Imagine feeling stuck and struggling to overcome a fear. That is where I was during the winter break of ’13-’14.
I was standing in my cold basement, more specifically my art studio, and
formerly my mom’s stamping office.
The dust collects on the remains of
my mom’s “Stamping-up” representative days, which led to her becoming a jewelry
representative. After endless purchases of merchandise that never matched her
income she finally settled for a part time job. Maybe it took a few part time
jobs to really get settled, but nonetheless, she kept her hobby of stamping and
splurging on jewelry in her spare time.
I scanned the room, looking upon
the piles of boxes and closets of jewelry and stamps that fill half the room,
creating a division between what originally was my mom’s and my dad’s workshop
spaces.
I check the fuzzy socks on my feet
for any nails or shards of wire I may have missed from tiptoeing across the
floor of my dad’s workbench containing his many computer or electronic projects
he’s always fiddling with. Once I know my feet are not in any danger I then
find my canvases piled in the organized mess that I call my workspace. Once my
mom admitted my ownership of her space, I built upon it as any conqueror would.

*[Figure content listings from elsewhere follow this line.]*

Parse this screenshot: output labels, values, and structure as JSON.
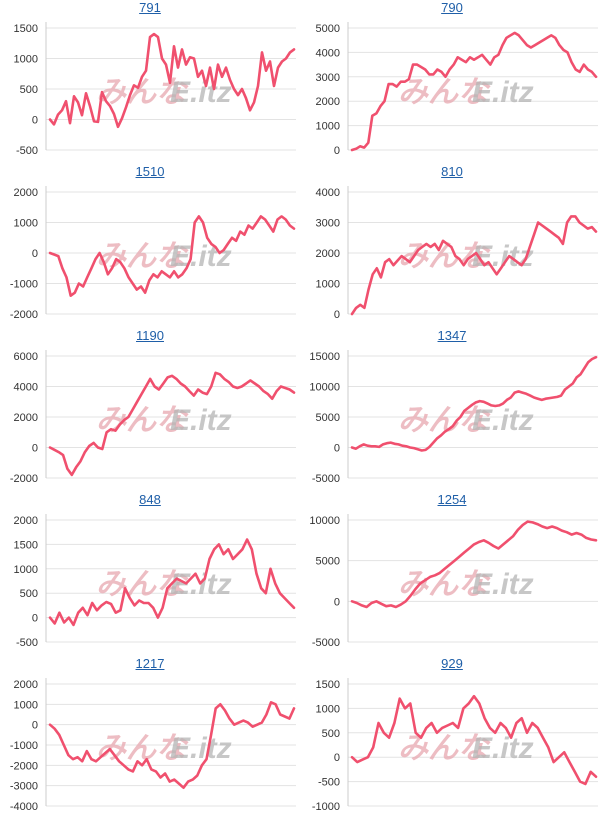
{
  "page": {
    "background": "#ffffff"
  },
  "colors": {
    "series": "#f0506e",
    "title_link": "#1f5fa8"
  },
  "watermark": {
    "part1": "みんな",
    "part2": "E.itz"
  },
  "chart_data": [
    {
      "type": "line",
      "title": "791",
      "xlabel": "",
      "ylabel": "",
      "yticks": [
        1500,
        1000,
        500,
        0,
        -500
      ],
      "ylim": [
        -500,
        1500
      ],
      "y": [
        0,
        -80,
        80,
        150,
        300,
        -60,
        380,
        280,
        70,
        430,
        220,
        -30,
        -40,
        450,
        300,
        220,
        90,
        -120,
        20,
        200,
        400,
        560,
        520,
        700,
        800,
        1350,
        1400,
        1350,
        1000,
        900,
        600,
        1200,
        850,
        1150,
        900,
        1020,
        1000,
        700,
        800,
        550,
        850,
        500,
        900,
        700,
        850,
        650,
        500,
        400,
        500,
        350,
        150,
        280,
        550,
        1100,
        800,
        950,
        550,
        850,
        950,
        1000,
        1100,
        1150
      ]
    },
    {
      "type": "line",
      "title": "790",
      "xlabel": "",
      "ylabel": "",
      "yticks": [
        5000,
        4000,
        3000,
        2000,
        1000,
        0
      ],
      "ylim": [
        0,
        5000
      ],
      "y": [
        0,
        50,
        150,
        100,
        300,
        1400,
        1500,
        1800,
        2000,
        2700,
        2700,
        2600,
        2800,
        2800,
        2900,
        3500,
        3500,
        3400,
        3300,
        3100,
        3100,
        3300,
        3200,
        3000,
        3300,
        3500,
        3800,
        3700,
        3600,
        3800,
        3700,
        3800,
        3900,
        3700,
        3500,
        3800,
        3900,
        4300,
        4600,
        4700,
        4800,
        4700,
        4500,
        4300,
        4200,
        4300,
        4400,
        4500,
        4600,
        4700,
        4600,
        4300,
        4100,
        4000,
        3600,
        3300,
        3200,
        3500,
        3300,
        3200,
        3000
      ]
    },
    {
      "type": "line",
      "title": "1510",
      "xlabel": "",
      "ylabel": "",
      "yticks": [
        2000,
        1000,
        0,
        -1000,
        -2000
      ],
      "ylim": [
        -2000,
        2000
      ],
      "y": [
        0,
        -50,
        -100,
        -500,
        -800,
        -1400,
        -1300,
        -1000,
        -1100,
        -800,
        -500,
        -200,
        0,
        -300,
        -700,
        -500,
        -200,
        -300,
        -500,
        -800,
        -1000,
        -1200,
        -1100,
        -1300,
        -900,
        -700,
        -800,
        -600,
        -700,
        -800,
        -600,
        -800,
        -700,
        -500,
        -200,
        1000,
        1200,
        1000,
        500,
        300,
        200,
        0,
        100,
        300,
        500,
        400,
        700,
        600,
        900,
        800,
        1000,
        1200,
        1100,
        900,
        700,
        1100,
        1200,
        1100,
        900,
        800
      ]
    },
    {
      "type": "line",
      "title": "810",
      "xlabel": "",
      "ylabel": "",
      "yticks": [
        4000,
        3000,
        2000,
        1000,
        0
      ],
      "ylim": [
        0,
        4000
      ],
      "y": [
        0,
        200,
        300,
        200,
        800,
        1300,
        1500,
        1200,
        1700,
        1800,
        1600,
        1750,
        1900,
        1800,
        1700,
        1900,
        2100,
        2200,
        2300,
        2200,
        2300,
        2100,
        2400,
        2300,
        2200,
        1900,
        1800,
        1600,
        1800,
        1900,
        2000,
        1800,
        1600,
        1700,
        1500,
        1300,
        1500,
        1700,
        1900,
        1800,
        1700,
        1600,
        1800,
        2200,
        2600,
        3000,
        2900,
        2800,
        2700,
        2600,
        2500,
        2300,
        3000,
        3200,
        3200,
        3000,
        2900,
        2800,
        2850,
        2700
      ]
    },
    {
      "type": "line",
      "title": "1190",
      "xlabel": "",
      "ylabel": "",
      "yticks": [
        6000,
        4000,
        2000,
        0,
        -2000
      ],
      "ylim": [
        -2000,
        6000
      ],
      "y": [
        0,
        -150,
        -300,
        -500,
        -1400,
        -1800,
        -1300,
        -900,
        -300,
        100,
        300,
        0,
        -100,
        1000,
        1200,
        1100,
        1500,
        1800,
        2000,
        2500,
        3000,
        3500,
        4000,
        4500,
        4000,
        3800,
        4200,
        4600,
        4700,
        4500,
        4200,
        4000,
        3700,
        3400,
        3800,
        3600,
        3500,
        4000,
        4900,
        4800,
        4500,
        4300,
        4000,
        3900,
        4000,
        4200,
        4400,
        4200,
        4000,
        3700,
        3500,
        3200,
        3700,
        4000,
        3900,
        3800,
        3600
      ]
    },
    {
      "type": "line",
      "title": "1347",
      "xlabel": "",
      "ylabel": "",
      "yticks": [
        15000,
        10000,
        5000,
        0,
        -5000
      ],
      "ylim": [
        -5000,
        15000
      ],
      "y": [
        0,
        -200,
        200,
        500,
        300,
        200,
        200,
        100,
        500,
        700,
        800,
        600,
        500,
        300,
        200,
        0,
        -100,
        -300,
        -500,
        -400,
        100,
        800,
        1500,
        2000,
        2600,
        3000,
        3500,
        4400,
        5000,
        6000,
        6500,
        7000,
        7400,
        7600,
        7500,
        7200,
        6900,
        6800,
        6900,
        7200,
        7800,
        8200,
        9000,
        9200,
        9000,
        8800,
        8500,
        8200,
        8000,
        7800,
        8000,
        8100,
        8200,
        8300,
        8500,
        9500,
        10000,
        10500,
        11500,
        12000,
        13000,
        14000,
        14500,
        14800
      ]
    },
    {
      "type": "line",
      "title": "848",
      "xlabel": "",
      "ylabel": "",
      "yticks": [
        2000,
        1500,
        1000,
        500,
        0,
        -500
      ],
      "ylim": [
        -500,
        2000
      ],
      "y": [
        0,
        -120,
        100,
        -100,
        0,
        -150,
        100,
        200,
        50,
        300,
        150,
        250,
        320,
        280,
        100,
        150,
        600,
        400,
        250,
        350,
        300,
        300,
        200,
        0,
        200,
        600,
        700,
        800,
        750,
        700,
        800,
        900,
        700,
        800,
        1200,
        1400,
        1500,
        1300,
        1400,
        1200,
        1300,
        1400,
        1600,
        1400,
        900,
        600,
        500,
        1000,
        700,
        500,
        400,
        300,
        200
      ]
    },
    {
      "type": "line",
      "title": "1254",
      "xlabel": "",
      "ylabel": "",
      "yticks": [
        10000,
        5000,
        0,
        -5000
      ],
      "ylim": [
        -5000,
        10000
      ],
      "y": [
        0,
        -200,
        -500,
        -700,
        -200,
        0,
        -300,
        -600,
        -500,
        -700,
        -400,
        0,
        700,
        1500,
        2200,
        2600,
        3000,
        3200,
        3500,
        4000,
        4500,
        5000,
        5500,
        6000,
        6500,
        7000,
        7300,
        7500,
        7200,
        6800,
        6500,
        7000,
        7500,
        8000,
        8800,
        9400,
        9800,
        9700,
        9500,
        9200,
        9000,
        9200,
        9000,
        8700,
        8500,
        8200,
        8400,
        8200,
        7800,
        7600,
        7500
      ]
    },
    {
      "type": "line",
      "title": "1217",
      "xlabel": "",
      "ylabel": "",
      "yticks": [
        2000,
        1000,
        0,
        -1000,
        -2000,
        -3000,
        -4000
      ],
      "ylim": [
        -4000,
        2000
      ],
      "y": [
        0,
        -200,
        -500,
        -1000,
        -1500,
        -1700,
        -1600,
        -1800,
        -1300,
        -1700,
        -1800,
        -1600,
        -1400,
        -1200,
        -1500,
        -1800,
        -2000,
        -2200,
        -2300,
        -1800,
        -2000,
        -1700,
        -2200,
        -2300,
        -2600,
        -2400,
        -2800,
        -2700,
        -2900,
        -3100,
        -2800,
        -2700,
        -2500,
        -2000,
        -1700,
        -500,
        800,
        1000,
        700,
        300,
        0,
        100,
        200,
        100,
        -100,
        0,
        100,
        500,
        1100,
        1000,
        500,
        400,
        300,
        800
      ]
    },
    {
      "type": "line",
      "title": "929",
      "xlabel": "",
      "ylabel": "",
      "yticks": [
        1500,
        1000,
        500,
        0,
        -500,
        -1000
      ],
      "ylim": [
        -1000,
        1500
      ],
      "y": [
        0,
        -100,
        -50,
        0,
        200,
        700,
        500,
        400,
        700,
        1200,
        1000,
        1100,
        500,
        400,
        600,
        700,
        500,
        600,
        650,
        700,
        600,
        1000,
        1100,
        1250,
        1100,
        800,
        600,
        500,
        700,
        600,
        400,
        700,
        800,
        500,
        700,
        600,
        400,
        200,
        -100,
        0,
        100,
        -100,
        -300,
        -500,
        -550,
        -300,
        -400
      ]
    }
  ]
}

Except for the one flaw I share with my mom; we hoard things we have great
visions for, but never have time to execute them. Therefore, on top of the
mounds of used and unused stamps, and jewelry boxes are piles of canvases and
paint still in their wrappers or boxes.
All of these materials, collecting
dust, begging to be used. They have a profound amount of potential. As I run my
hand across the plastic casing my canvases, their need to shed the wrapping was
so loud I could feel the vibrations of inspiration influencing me.
As soon as I tore off the plastic
of the first canvas, my inspired momentum was struck with hesitation. I am
reintroduced to my fear of blank canvases. Such as writers block, I became
intimidated and overwhelmed by the great potential the canvas deserves, and I
may not be able to deliver.
The white, blank, stale surface
shrinks my inspiration to microscopic proportions. It is a color I feel
intimidated by repeatedly, but a new sense hit me. The comforting smell of the
fresh wooden canvas frame allowed my momentum to become too great to break
completely.
I turned to the first color I could
work with. Which in turn lead me to my next concentration. It was omniscient,
abyssal, and spacious. I could then see, envision, and develop my ideas onto my
canvas. My hands worked tirelessly and eagerly upon my black toned canvas.
My space concentration was then
born, my white canvas fear obliterated, and my hoarding has happily and
sufficiently decreased from then on.